W lutym najlepiej spośród wszystkich walut śledzonych przez Bloomberga spisywało się paragwajskie guarani, wynika z rankingu agencji. Na rynku spot południowoamerykańska waluta zyskała wobec dolara 5,9 proc., sięgając najwyższego poziomu od półtora roku.
W Paragwaju dolar równie tani nie był od jesieni 2011 r. Za zielonego płaci się już tylko niespełna 4 guarani. Źródło: Finance.yahoo.com.
Za sprawą umocnienia dolara niewiele spośród ważniejszych walut mogło rozwinąć skrzydła.
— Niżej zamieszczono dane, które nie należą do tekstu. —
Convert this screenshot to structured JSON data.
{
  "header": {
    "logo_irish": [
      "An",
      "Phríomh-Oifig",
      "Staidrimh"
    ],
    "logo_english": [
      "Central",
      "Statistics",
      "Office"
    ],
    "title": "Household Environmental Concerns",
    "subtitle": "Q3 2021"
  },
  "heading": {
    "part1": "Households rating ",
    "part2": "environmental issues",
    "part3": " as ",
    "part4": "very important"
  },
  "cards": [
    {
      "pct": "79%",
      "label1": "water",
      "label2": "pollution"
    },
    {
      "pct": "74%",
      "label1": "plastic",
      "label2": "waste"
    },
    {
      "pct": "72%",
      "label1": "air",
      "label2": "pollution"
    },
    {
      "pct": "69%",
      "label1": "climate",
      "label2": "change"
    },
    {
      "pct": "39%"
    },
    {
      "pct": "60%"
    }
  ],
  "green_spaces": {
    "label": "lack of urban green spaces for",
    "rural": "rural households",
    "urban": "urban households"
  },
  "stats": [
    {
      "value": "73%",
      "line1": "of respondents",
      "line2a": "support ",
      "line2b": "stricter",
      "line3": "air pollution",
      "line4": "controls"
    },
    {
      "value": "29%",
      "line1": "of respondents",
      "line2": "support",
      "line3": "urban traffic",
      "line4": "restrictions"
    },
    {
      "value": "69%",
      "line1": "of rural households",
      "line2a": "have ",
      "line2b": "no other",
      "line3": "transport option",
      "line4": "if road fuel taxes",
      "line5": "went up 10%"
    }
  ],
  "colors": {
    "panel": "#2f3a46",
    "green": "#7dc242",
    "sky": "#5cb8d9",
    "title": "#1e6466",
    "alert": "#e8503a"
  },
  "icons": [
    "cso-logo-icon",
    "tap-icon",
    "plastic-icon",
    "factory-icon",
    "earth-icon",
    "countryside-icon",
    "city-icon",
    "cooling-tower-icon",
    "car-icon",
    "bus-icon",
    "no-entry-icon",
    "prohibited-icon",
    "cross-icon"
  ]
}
Pierwszą piątkę rankingu dopełniają środki płatnicze Seszeli, Somalii, Mauretanii i Wysp Salomona. Listę najsłabszych walut w dużej części wypełniły waluty europejskie, co odzwierciedlało pogarszające się ostatnio postrzeganie Starego Kontynentu przez inwestorów. Ponad 4 proc. straciły forint węgierski, korona norweska oraz funt brytyjski. Nieco mniejsze straty dotknęły korony czeską i duńską (po -3,3 proc.) oraz euro (-3,4 proc.). Tylko niewiele lepiej radził sobie złoty, który stracił wobec dolara 2,5 proc.
Zupełnie fatalnie radziły sobie metale szlachetne. Srebro potaniało o 8,1 proc., a platyna o 4,8 proc. Złoto, którego spadkowa passa jest już najdłuższa od 1996 r., straciło 4,4 proc. Relatywnie najlepiej spisał się pallad, który potaniał zaledwie o 0,4 proc., w czym pomogły sprzyjające prognozy.
W lutym największe zyski przyniosło paragwajskie guarani, najwięcej stracić można było na zdewaluowanym boliwarze. Źródło: Bloomberg.
Największe straty poniósł jednak wenezuelski boliwar (-32 proc.). Władze poinformowały, że oficjalny kurs wymiany zmieni się z 4,30 do 6,30 boliwara za dolara. Oznacza to, że ktoś, komu na początku lutego udałoby się pożyczyć boliwary, by po urzędowym kursie wymienić je na pochodzące z leżącego na tym samym kontynencie Paragwaju guarani, zarobiłby w 28 dni 55 proc. No chyba że wcześniej trafiłby za kraty. Wszystko dlatego, że spekulacja walutami jest w Wenezueli nielegalna.